Patrick L. Smith applies our lack of seriousness to the historical mirror’s reflection of us
He wrote that:
The reality in plain sight is that America is not the nation many of us think it is and we are not the people we think we are or claim to be.
We have the facts before us:
apparent sadists torturing others . . .
often obvious racism endemic in law enforcement . . .
corporations classified under law as people.
And we have what those in authority are doing about these facts:
nothing,
unless we count creating or worsening them as action.
These two crises are what I see . . . . The one tells us we are not decent and the other we are not a democracy.
A nation guilty of torturing its prisoners, shooting minority children, fortifying its oligarchies and surveilling its population . . . has nothing to teach the world about democracy, justice, civil rights or the other values we profess . . . .
© 2014 Patrick L. Smith, We are f***ing sadists: We are not decent, and we are not a democracy, Salon (17 December 2014) (reformatted extracts)
One cannot realistically argue with Patrick Smith’s summation.
The moral? — I know what Andrea Tantaros meant about “awesomeness” — but she was inadvertently referring to what we once believed, not to what we actually do
Hypocrisy, when convenient, has always been the American way, especially in regard to brutally demonstrated racism.
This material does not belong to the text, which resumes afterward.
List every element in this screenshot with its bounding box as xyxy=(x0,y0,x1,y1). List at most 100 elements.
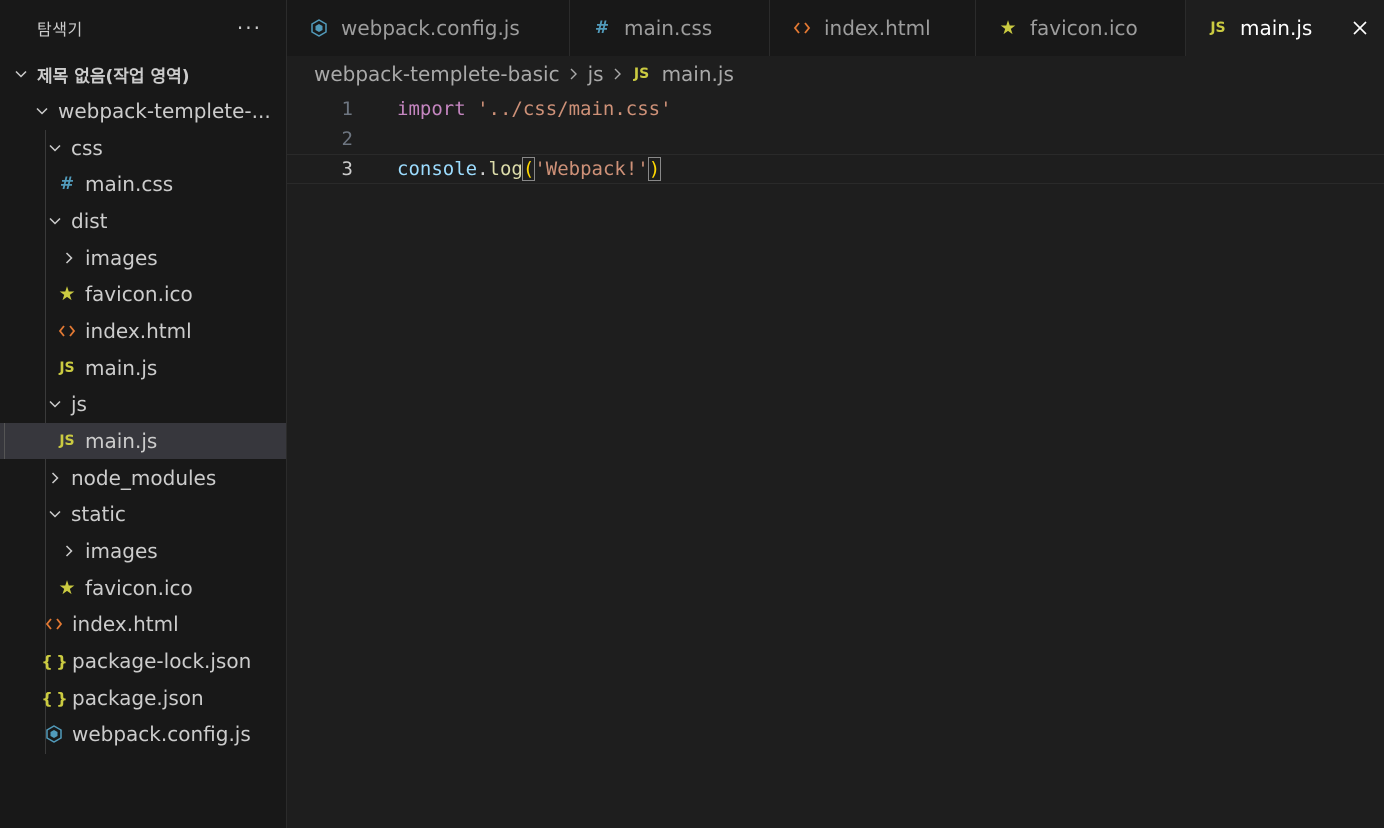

We have noticeably further expanded the scope of American denial to (a) plutocracy’s alleged worth and social control and (b) imperialistic militarism’s slyly pretended good intentions.
At our denial’s core is cowardice. We are so easily frightened that just looking at the American persona accurately seems to be beyond our ability and feeble will. We soothe ourselves with pretended glances (like the torture report), then we look away to rail against some other nation’s alleged transgressions.
Know thyself is an aphorism almost universally disregarded under the stars and stripes. Genuine American patriots should be upset.
If America has abandoned striving after its once claimed ideals, what of comparative national worth is left?